On the call made to RZ's insurer, Aetna, Plaintiffs' employee, Kiana, spoke with an Aetna customer service representative to verify the benefits available under the insured's plan for an outpatient surgery for CPT code 19318. (Dkt. No. 14-1, at 3:05-07, Call to Aetna on behalf of RZ). Aetna's customer service representative accessed the insured's plan and confirmed that the out-ofnetwork benefits covered outpatient surgery professional charges at “60 percent after the deductible. Deductible is $2000 and it is a calendar year. For the out-of-pocket max, it is $6,000. For the accumulations for the deductible, nothing has been met, same as the out-of-pocket max. They met only 64 cents.” (Id. at 4:01-06). In response to Plaintiffs' employee asking about “any reimbursement rate,” Aetna's customer service representative responded, “[a]ll right, reimbursement. 80 percentile and customary.” (Id. at 4:10-14). At no time during the call did Aetna's customer service representative promise to pay Plaintiffs for any particular surgical services provided to the insured at the quoted rates. Indeed, by indicating that RZ had not yet met the deductible for coverage under her policy, Aetna's representative effectively indicated that there might be no coverage for RZ's surgery at all! The transcript reveals that there was absolutely no promise to pay a bill of any particular size at any particular rate.
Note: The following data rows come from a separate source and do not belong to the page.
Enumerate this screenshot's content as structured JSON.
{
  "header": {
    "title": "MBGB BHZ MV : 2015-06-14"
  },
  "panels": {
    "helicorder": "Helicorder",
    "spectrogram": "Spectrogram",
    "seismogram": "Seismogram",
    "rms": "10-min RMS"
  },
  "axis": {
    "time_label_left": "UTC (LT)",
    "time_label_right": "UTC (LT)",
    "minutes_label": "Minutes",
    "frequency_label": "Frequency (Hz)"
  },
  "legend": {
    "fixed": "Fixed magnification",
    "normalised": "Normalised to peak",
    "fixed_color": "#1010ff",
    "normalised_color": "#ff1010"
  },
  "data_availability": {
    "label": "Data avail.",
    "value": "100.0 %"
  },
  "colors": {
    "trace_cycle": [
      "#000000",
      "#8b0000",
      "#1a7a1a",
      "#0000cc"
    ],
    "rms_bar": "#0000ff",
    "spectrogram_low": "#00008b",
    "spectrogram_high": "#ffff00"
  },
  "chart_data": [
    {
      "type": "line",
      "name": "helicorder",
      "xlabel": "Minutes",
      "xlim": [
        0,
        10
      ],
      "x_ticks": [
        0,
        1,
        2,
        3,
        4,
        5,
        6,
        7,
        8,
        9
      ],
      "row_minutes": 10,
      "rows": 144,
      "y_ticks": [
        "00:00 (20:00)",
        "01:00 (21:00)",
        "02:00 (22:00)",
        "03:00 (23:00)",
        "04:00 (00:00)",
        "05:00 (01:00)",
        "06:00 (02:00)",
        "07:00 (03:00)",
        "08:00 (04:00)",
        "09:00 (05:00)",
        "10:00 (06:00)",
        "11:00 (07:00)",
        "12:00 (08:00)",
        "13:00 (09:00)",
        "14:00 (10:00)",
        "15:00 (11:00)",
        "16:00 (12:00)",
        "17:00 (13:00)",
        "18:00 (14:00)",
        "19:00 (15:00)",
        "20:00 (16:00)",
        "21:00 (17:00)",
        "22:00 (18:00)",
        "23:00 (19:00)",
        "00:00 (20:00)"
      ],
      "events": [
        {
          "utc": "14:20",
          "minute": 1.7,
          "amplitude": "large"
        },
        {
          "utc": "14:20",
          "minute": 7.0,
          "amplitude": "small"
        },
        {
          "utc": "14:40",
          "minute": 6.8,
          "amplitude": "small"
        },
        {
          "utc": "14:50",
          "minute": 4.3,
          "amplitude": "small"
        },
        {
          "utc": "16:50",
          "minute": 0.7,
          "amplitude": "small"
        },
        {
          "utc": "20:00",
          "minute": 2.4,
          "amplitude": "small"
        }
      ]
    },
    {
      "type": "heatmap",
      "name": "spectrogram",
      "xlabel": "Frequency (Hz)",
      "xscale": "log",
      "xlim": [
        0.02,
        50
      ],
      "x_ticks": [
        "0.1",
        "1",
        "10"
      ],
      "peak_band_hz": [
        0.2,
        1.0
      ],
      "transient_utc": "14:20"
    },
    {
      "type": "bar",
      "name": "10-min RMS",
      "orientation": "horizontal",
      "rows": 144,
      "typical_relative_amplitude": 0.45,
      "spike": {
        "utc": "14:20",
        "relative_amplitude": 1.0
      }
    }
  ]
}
In sum, there is no basis on which the proposed amended complaints can go forward. The motions in each case for leave to amend the complaint is denied, and both captioned cases are dismissed with prejudice, and with costs to the defendants.
Any further effort by Dr. Rowe, his attorneys of record, or anyone affiliated with him to bring further lawsuits of this nature before this court will be considered sanctionable conduct, and in the case of counsel may result in a referral to the Grievance Committee of the Southern District of New York.
This constitutes the decision and order of the court. It is a written decision.